Otoinfo – Francesco Bagnaia, pembalap andalan Ducati Lenovo, mengalami nasib sial di sesi Sprint MotoGP Katalunya 2024 yang berlangsung di Sirkuit Barcelona-Katalunya pada Sabtu (25/5/2024). Pada lap terakhir, Bagnaia terjatuh di tikungan kelima, sebuah insiden yang membuatnya kehilangan kemenangan yang sudah di depan mata.
Bagnaia, yang memulai balapan dari posisi kedua (P2), tampil impresif dan penuh percaya diri selama 12 lap Sprint di Katalunya. Dia berhasil menguasai balapan setelah dua pembalap terdepan sebelumnya, Raul Fernandez dan Brad Binder, terjatuh saat balapan menyisakan lima lap lagi. Dengan posisi terdepan yang sudah dipegangnya, kemenangan tampaknya sudah dalam genggaman. Namun, nasib berkata lain.

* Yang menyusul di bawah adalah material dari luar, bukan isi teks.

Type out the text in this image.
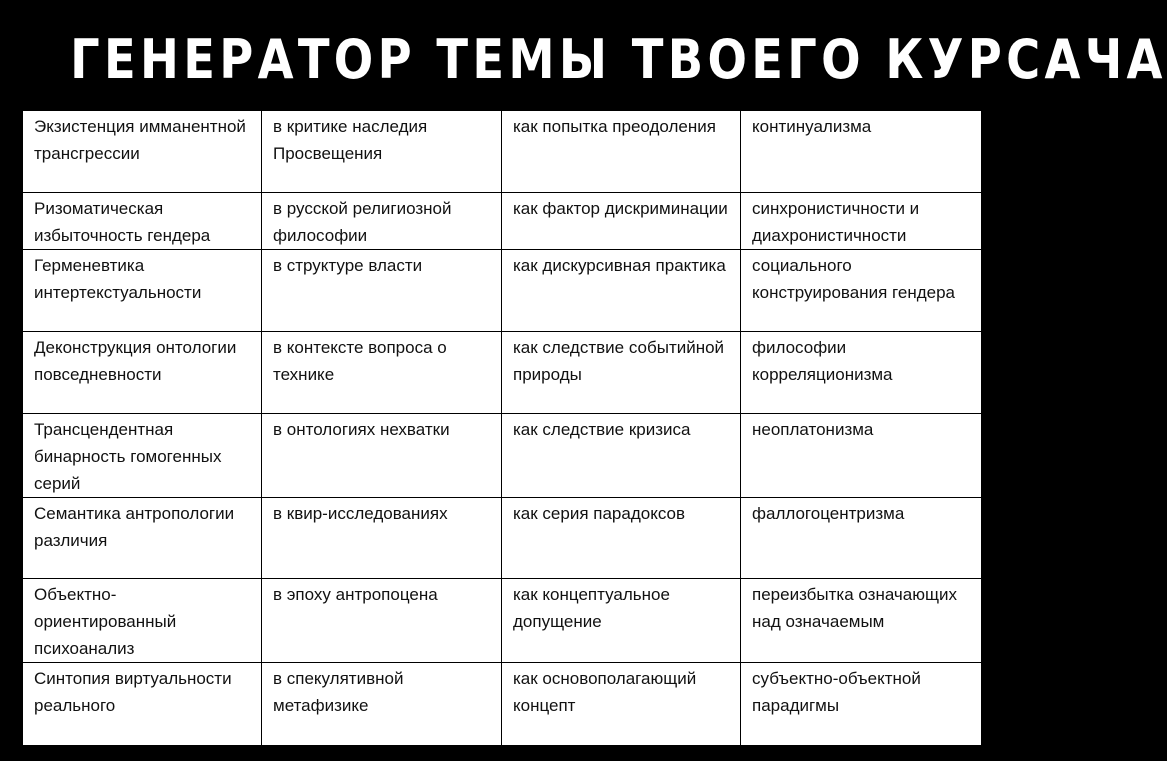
ГЕНЕРАТОР ТЕМЫ ТВОЕГО КУРСАЧА
Экзистенция имманентной трансгрессии	в критике наследия Просвещения	как попытка преодоления	континуализма
Ризоматическая избыточность гендера	в русской религиозной философии	как фактор дискриминации	синхронистичности и диахронистичности
Герменевтика интертекстуальности	в структуре власти	как дискурсивная практика	социального конструирования гендера
Деконструкция онтологии повседневности	в контексте вопроса о технике	как следствие событийной природы	философии корреляционизма
Трансцендентная бинарность гомогенных серий	в онтологиях нехватки	как следствие кризиса	неоплатонизма
Семантика антропологии различия	в квир-исследованиях	как серия парадоксов	фаллогоцентризма
Объектно-ориентированный психоанализ	в эпоху антропоцена	как концептуальное допущение	переизбытка означающих над означаемым
Синтопия виртуальности реального	в спекулятивной метафизике	как основополагающий концепт	субъектно-объектной парадигмы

Di lap terakhir, ketika kemenangan hampir pasti, Bagnaia mengalami kecelakaan di tikungan kelima yang licin. Insiden ini membuat Bagnaia harus merelakan kemenangan kepada pembalap Aprilia, Aleix Espargaro, yang kemudian berhasil menjadi juara Sprint Katalunya untuk dua musim berturut-turut.
Dalam pernyataannya yang dilansir dari laman resmi Ducati, Bagnaia menjelaskan bahwa kecelakaan tersebut terjadi karena sudut kemiringan motornya yang sedikit lebih besar, yaitu dua derajat lebih, ketika ia menginjak rem di tempat yang sama seperti biasanya.
“Kami menghabiskan beberapa waktu setelah balapan di pit-box untuk menganalisis kecelakaan itu,” ujar Bagnaia. “Memang bukan hal besar, tapi inilah alasan di balik kejatuhan tersebut. Ini memalukan, karena saya sudah cepat dan mengontrol margin di depan. Saya tahu saya memiliki kecepatan dan berusaha menjaga semuanya tetap terkendali.”
Kehilangan 12 poin di Sprint Katalunya membuat Bagnaia sangat kecewa. Ini menjadi kali ketiga berturut-turut dia gagal meraih poin di sesi Sprint, setelah sebelumnya juga gagal di GP Spanyol dan GP Prancis.
“Jelas saya sangat kecewa, terutama ini adalah akhir pekan ketiga berturut-turut keluar dari sprint race dengan tangan kosong,” kata Bagnaia. “Ini jelas merupakan peluang yang terlewatkan karena 12 poin masih dalam jangkauan, jadi saya sedikit marah karenanya.”
Bagnaia berjanji akan lebih berhati-hati saat balapan utama yang akan berlangsung 24 lap pada Ahad (26/5/2024) pukul 19.00 WIB, terutama ketika melewati tikungan lima yang menjadi tempat ia terjatuh pada sesi Sprint.
Di sisi lain, rekan setim Bagnaia, Enea Bastianini, yang start dari posisi 11, berhasil menyelesaikan Sprint di posisi kelima, meraih lima poin. “Saya memulai dengan baik, tetapi sayangnya pertemuan dengan Marc Marquez membuat saya keluar lintasan dan sejak saat itu saya tidak dapat kembali ke grup terdepan. Ini memalukan, tapi kami akan berusaha tampil lebih baik besok,” kata Bastianini.
Kejadian terjatuhnya Bagnaia di Sprint GP Katalunya ini menjadi peringatan penting bagi seluruh pembalap mengenai kondisi lintasan yang bisa berubah-ubah. Pecco sendiri menyadari pentingnya analisis dan strategi yang lebih matang untuk menghindari kesalahan serupa di masa depan. Meskipun kecewa, ia tetap bertekad untuk bangkit dan memberikan performa terbaik pada balapan utama.
Insiden ini menambah catatan penting bagi tim Ducati Lenovo untuk terus meningkatkan performa dan strategi balap mereka. Balapan utama GP Katalunya ini tentu akan menjadi ajang pembuktian bagi Bagnaia untuk kembali menunjukkan kemampuannya dan meraih hasil terbaik demi mempertahankan gelar juara dunia MotoGP. Otoinfo.